Les actualités sur le camion autonome donnent souvent l'impression d'une révolution qui arriverait du jour au lendemain ; la réalité sur le terrain est une évolution progressive. Les classifications internationales divisent l'automatisation de la conduite en marches allant de la conduite sans assistance jusqu'au niveau où l'humain est totalement retiré, chaque marche s'appuyant sur l'équipement de la précédente.

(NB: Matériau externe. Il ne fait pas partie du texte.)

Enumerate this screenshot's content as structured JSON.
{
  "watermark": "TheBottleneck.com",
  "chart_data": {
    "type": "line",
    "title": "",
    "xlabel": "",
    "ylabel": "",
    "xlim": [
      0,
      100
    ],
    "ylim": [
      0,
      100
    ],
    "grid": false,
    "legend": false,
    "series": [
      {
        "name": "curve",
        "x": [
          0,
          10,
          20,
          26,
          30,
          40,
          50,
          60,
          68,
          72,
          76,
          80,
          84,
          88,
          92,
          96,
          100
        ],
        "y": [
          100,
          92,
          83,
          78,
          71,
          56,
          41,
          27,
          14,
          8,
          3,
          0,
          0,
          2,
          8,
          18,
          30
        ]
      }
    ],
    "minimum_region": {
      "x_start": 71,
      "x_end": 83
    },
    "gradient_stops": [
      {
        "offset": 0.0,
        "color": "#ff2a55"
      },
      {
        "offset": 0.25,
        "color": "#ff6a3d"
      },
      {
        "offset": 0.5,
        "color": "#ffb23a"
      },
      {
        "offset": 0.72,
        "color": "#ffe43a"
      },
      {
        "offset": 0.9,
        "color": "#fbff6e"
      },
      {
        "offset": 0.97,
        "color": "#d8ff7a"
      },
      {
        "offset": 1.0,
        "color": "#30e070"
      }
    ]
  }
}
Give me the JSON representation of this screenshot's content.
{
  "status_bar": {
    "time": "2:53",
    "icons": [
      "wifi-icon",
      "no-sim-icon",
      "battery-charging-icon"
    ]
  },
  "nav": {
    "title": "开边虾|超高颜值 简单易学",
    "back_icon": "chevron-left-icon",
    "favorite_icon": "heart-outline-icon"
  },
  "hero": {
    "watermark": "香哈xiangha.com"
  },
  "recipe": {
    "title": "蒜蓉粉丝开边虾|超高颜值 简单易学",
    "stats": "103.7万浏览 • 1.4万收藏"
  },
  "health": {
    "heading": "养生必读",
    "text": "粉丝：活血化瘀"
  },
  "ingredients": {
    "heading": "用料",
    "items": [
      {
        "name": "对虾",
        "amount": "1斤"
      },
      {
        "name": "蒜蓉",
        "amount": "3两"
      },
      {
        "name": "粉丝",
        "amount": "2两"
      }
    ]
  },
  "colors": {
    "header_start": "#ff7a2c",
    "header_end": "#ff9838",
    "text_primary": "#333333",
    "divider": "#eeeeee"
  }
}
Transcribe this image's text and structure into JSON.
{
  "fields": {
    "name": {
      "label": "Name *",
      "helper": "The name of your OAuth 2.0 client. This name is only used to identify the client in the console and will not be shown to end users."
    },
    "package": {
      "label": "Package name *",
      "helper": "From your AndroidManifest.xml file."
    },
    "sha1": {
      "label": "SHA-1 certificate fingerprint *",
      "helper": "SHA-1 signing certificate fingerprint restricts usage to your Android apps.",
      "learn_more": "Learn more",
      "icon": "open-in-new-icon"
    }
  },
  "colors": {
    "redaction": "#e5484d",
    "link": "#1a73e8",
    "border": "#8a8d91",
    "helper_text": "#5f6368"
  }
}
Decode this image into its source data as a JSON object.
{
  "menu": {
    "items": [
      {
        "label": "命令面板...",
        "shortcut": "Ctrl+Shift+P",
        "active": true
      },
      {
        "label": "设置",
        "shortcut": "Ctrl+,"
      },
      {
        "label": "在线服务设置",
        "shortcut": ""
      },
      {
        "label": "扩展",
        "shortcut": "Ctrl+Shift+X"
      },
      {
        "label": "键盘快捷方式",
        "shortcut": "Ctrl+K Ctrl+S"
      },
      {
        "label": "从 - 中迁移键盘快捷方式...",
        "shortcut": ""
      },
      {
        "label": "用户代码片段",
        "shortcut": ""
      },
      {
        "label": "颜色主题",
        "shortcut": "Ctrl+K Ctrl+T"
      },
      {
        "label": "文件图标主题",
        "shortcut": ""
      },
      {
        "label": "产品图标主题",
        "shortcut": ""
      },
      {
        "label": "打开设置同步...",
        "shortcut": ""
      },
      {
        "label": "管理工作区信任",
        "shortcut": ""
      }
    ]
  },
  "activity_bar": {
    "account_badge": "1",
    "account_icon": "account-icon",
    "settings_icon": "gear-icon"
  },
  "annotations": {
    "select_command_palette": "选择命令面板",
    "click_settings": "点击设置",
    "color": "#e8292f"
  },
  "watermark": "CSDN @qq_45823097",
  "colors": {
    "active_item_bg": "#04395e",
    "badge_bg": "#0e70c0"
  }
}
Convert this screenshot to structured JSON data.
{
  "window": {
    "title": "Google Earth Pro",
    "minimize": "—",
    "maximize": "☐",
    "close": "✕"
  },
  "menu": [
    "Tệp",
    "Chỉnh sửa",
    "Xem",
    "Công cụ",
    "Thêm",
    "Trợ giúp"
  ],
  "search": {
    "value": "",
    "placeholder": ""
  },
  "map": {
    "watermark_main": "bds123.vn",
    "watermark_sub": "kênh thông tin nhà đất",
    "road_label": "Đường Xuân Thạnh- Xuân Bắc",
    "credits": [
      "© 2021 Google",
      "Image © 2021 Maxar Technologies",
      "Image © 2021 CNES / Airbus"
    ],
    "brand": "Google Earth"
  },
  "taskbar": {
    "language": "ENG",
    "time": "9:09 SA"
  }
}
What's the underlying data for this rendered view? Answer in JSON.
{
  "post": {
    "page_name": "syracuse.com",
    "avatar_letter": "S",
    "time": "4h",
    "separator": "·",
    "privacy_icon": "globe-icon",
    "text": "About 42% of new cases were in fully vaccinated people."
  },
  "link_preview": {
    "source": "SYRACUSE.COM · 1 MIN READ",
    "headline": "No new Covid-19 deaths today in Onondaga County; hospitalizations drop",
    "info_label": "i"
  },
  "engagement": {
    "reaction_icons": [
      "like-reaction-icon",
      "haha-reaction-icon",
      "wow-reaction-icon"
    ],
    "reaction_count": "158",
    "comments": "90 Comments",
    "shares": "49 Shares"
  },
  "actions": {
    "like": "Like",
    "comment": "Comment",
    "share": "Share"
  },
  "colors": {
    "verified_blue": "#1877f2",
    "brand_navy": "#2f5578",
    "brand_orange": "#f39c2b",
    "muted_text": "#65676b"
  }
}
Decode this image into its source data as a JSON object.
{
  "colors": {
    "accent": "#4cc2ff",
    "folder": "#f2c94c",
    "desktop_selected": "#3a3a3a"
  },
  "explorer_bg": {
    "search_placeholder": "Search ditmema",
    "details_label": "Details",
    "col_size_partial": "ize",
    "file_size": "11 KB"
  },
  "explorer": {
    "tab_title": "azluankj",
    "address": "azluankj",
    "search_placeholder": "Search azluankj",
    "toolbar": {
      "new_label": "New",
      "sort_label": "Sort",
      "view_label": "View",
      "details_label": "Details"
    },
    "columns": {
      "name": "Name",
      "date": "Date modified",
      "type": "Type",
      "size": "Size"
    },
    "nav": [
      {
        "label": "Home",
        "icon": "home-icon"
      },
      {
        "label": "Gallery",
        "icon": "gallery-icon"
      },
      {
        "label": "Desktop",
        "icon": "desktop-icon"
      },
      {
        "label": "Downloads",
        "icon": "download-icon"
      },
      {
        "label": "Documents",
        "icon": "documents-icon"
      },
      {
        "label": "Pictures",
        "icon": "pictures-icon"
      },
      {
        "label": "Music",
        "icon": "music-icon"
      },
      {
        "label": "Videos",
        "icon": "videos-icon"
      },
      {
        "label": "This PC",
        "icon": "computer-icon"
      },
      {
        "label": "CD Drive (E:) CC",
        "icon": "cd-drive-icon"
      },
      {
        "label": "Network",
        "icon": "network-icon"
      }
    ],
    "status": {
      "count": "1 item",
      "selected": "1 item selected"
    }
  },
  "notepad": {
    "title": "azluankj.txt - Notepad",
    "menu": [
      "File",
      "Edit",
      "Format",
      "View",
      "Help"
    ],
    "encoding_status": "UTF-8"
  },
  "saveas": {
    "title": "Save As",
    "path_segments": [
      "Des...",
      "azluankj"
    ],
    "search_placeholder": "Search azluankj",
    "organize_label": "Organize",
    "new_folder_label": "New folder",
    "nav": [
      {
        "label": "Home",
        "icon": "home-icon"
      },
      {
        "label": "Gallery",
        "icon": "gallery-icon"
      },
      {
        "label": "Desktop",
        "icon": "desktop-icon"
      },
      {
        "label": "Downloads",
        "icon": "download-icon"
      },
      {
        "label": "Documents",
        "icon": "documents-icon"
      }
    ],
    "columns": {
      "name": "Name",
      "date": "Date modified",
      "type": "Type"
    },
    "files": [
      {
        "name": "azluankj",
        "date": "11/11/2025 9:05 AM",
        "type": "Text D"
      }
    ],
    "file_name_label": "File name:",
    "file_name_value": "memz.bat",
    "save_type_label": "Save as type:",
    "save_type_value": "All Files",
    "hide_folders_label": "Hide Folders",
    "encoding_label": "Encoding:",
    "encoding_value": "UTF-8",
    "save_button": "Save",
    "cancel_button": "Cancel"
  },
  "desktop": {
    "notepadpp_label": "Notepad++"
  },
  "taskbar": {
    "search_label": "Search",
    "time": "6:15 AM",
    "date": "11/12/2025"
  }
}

Où en sommes-nous aujourd'hui ?
Sur les poids lourds modernes, l'assistant de freinage d'urgence, le régulateur de vitesse adaptatif et les systèmes de maintien de voie sont désormais un équipement courant. Ces systèmes ne remplacent pas le conducteur ; mais ils apportent au véhicule, via les capteurs de perception, l'infrastructure de freinage électronique et les logiciels de décision, toutes les briques de l'autonomie. À la marche suivante, ces composants commencent à prendre en charge la conduite dans des environnements définis comme l'autoroute ; le conducteur est relégué à un rôle de superviseur.
Les jalons de la transition
- Standardisation des systèmes d'assistance à l'échelle de la flotte et discipline de collecte de données
- Maturation de la manœuvre sans conducteur dans les opérations de site fermé et de terminal
- Conduite autonome supervisée sur tronçons d'autoroute et pilotes hub-to-hub
- Réglementation, assurance et infrastructure permettant l'autonomie complète sur des corridors définis
La remorque est présente à chaque marche de cet escalier : la réponse du frein, l'infrastructure des capteurs et la qualité des données sont la condition préalable au passage à la marche supérieure. Pour le gestionnaire de flotte, la stratégie intelligente n'est pas d'attendre la révolution, mais de s'assurer que chaque véhicule acheté aujourd'hui arrive avec un équipement capable de soutenir la marche suivante.